O, Sur’a üfürünce, ruhlar, onun içinden,
Çıkıp, bedenlerine girerler hepsi birden.
Parça parça olsa da bir beden o gün hatta,
Bir parçası şarkta ve birisi olsa garpta,
Hak teâlâ emriyle, ruh gelip bulur onu.
Ve şaşırmaz hiçbir ruh, bedeninin yolunu.
Ruhlar, tek tek çıksa da Sur’a üfürülünce,
Sadece Ebu Bekrin ruhu çıkmaz hemence.
O zaman, (Sur içinde bir ruh kaldı) diyerek,
Hemen ikinci defa, üfürür Sur’a melek.
Yine de çıkmayınca, Hak teâlâ o saat,
Şöyle hitap buyurur o ruha kendi bizzat:
(Ey mutmain olan nefs, sen Rab’den, Rabbin senden,
Razı olduğu halde, çık, Rabbine dön hemen!)
Gelince kendisine, bu hitab-ı ilahi,
O zaman Sur içinden, çıkıverir o dahi.
O gün Arş-ı a’laya, üç adet kürsi gelir.
Habib, Halil ve Sıddık oraya getirilir.
Konulur o kürsiler, sağa, sola, ortaya.
Şöyle emir buyurur o zaman Hak teâlâ:
(Halilim İbrahim’i, oturtun sağdakine.
Getirin Cenneti de, Arş’ın sağ canibine.
Hem otursun Habibim solda duran tahtında.

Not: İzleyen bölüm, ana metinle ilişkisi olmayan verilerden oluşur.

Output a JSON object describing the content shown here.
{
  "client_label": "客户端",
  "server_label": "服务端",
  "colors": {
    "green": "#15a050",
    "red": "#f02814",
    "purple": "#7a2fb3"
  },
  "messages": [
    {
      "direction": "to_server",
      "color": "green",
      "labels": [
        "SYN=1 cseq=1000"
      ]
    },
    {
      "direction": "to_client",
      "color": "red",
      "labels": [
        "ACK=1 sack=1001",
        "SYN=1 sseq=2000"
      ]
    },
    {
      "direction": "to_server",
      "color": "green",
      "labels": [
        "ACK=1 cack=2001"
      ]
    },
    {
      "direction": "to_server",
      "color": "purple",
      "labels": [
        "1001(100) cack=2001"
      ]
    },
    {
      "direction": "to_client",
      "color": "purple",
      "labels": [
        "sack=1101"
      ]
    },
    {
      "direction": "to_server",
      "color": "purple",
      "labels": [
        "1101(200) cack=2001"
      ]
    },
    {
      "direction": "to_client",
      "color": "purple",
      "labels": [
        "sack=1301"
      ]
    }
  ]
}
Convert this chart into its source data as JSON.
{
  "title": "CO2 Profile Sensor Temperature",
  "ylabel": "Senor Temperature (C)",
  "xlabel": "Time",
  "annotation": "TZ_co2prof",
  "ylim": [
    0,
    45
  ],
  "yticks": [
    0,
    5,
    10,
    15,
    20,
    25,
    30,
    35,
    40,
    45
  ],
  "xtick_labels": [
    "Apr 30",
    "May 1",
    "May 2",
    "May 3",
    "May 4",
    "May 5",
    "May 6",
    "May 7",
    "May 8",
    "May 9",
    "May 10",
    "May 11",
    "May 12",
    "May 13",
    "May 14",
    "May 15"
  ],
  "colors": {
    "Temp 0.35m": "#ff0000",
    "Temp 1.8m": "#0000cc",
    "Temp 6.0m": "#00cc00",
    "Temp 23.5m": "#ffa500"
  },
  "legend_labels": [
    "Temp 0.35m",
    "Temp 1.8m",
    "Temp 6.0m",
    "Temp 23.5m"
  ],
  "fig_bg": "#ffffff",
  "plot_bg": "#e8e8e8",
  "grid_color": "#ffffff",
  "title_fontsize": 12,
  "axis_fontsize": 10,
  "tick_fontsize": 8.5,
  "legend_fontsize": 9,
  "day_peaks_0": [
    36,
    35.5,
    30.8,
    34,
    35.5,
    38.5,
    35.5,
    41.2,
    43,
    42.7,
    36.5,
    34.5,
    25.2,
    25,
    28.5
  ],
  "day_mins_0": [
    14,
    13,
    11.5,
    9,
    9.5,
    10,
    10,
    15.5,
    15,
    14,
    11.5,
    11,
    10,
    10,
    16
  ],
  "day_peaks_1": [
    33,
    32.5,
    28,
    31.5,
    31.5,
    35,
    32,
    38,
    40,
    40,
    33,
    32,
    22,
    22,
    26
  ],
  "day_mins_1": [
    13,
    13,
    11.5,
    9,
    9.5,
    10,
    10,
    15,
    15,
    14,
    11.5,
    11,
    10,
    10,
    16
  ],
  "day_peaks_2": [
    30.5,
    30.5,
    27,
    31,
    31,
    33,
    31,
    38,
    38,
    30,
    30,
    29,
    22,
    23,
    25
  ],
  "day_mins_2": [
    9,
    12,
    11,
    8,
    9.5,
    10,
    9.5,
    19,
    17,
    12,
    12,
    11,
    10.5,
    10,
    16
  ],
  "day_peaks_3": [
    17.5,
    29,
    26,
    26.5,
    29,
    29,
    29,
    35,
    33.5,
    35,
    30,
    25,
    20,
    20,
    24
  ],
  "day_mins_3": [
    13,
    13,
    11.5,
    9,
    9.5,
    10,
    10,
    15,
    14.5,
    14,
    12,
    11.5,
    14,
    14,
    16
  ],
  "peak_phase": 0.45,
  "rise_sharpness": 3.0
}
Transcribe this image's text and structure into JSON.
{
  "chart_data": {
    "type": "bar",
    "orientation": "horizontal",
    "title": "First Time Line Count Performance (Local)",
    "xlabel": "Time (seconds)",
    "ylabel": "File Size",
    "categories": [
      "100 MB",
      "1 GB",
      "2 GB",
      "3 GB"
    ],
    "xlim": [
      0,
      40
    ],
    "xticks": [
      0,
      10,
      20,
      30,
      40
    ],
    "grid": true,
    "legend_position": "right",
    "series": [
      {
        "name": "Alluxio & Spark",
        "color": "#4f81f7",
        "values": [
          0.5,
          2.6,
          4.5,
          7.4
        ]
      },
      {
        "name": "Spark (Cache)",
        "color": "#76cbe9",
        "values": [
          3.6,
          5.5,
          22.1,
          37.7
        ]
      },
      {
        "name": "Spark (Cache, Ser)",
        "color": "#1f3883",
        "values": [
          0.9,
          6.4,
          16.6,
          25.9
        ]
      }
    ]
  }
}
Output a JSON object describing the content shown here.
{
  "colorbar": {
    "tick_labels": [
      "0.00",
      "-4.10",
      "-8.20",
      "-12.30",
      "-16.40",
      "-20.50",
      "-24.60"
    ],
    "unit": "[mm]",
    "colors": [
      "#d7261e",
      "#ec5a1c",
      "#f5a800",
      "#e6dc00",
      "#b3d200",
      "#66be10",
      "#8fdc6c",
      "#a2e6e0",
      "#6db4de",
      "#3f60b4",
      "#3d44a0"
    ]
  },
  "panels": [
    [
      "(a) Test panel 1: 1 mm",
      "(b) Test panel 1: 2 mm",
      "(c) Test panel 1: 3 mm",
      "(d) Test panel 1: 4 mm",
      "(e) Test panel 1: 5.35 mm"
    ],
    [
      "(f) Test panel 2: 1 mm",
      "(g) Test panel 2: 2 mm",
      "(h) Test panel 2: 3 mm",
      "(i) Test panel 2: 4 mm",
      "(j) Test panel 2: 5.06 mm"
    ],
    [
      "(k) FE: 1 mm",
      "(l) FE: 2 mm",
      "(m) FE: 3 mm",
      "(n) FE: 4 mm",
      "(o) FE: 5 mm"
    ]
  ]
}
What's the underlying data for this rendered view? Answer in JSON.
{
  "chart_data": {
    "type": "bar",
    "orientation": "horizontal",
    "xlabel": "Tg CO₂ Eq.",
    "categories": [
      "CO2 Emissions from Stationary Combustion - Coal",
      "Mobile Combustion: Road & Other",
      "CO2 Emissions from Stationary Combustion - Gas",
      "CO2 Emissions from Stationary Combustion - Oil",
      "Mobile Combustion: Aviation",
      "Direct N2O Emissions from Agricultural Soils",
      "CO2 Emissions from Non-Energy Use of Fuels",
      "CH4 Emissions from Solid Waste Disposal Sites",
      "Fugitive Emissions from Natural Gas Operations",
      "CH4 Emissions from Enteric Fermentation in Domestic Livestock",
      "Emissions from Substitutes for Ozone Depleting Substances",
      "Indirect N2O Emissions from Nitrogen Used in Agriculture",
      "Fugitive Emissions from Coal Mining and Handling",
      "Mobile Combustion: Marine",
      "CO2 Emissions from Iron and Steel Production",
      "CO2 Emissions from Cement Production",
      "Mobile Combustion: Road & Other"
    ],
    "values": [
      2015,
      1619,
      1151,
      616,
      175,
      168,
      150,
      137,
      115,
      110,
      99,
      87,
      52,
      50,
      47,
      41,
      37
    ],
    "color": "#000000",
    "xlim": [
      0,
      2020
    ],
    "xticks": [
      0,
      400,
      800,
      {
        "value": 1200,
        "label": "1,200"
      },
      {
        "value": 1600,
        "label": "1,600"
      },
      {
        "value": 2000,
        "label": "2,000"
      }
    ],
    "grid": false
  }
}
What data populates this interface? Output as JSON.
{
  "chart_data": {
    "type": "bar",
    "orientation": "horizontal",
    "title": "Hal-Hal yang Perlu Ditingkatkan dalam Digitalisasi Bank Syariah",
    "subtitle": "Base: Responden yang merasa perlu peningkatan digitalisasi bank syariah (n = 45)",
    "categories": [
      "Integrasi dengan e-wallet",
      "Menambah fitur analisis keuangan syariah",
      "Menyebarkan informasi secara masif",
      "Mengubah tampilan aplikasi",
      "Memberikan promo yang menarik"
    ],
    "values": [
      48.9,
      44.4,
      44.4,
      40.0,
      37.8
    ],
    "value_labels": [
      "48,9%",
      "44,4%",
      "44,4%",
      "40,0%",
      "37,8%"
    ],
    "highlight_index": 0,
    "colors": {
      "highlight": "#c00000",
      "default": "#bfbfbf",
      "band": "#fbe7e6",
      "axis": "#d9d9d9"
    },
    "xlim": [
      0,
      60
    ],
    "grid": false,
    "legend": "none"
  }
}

Tutun Cehennemi de, Arş’ın sol tarafında.)
Ortadaki kürsiye, oturur Ebu Bekir,
Bu hal, melaikeye şaşkınlık, hayret verir.
Derler ki: (Ey Rabbimiz, bilmeyiz hikmetini.
Sen, Cennet tarafına gönderdin Halilini.
Halbuki Habibini, biz üstün bilirdik hep.
Onu, Nar’ın yanına gönderdin, neden acep?)
Buyurur: (Halilimdir İbrahim ey melekler!
Benim her isteğimi, o yapar, ifa eder.
Ve lakin Habibimdir Muhammed tâ ezelden.
Onun her isteğini, yaparım elbette ben.
Arş’ın sağ tarafında bulunsun ki İbrahim,
Ümmet-i Muhammed’den, benim af ettiklerim,
Cennete girerlerken her biri birer birer,
Halilim İbrahim’i, görüp öyle gireler.
Habibim bulunsun ki Cehennemin yanında,
Ateşe girenleri görür görmez, anında,
Tutarak, Cehennemden kurtarsın onu hemen.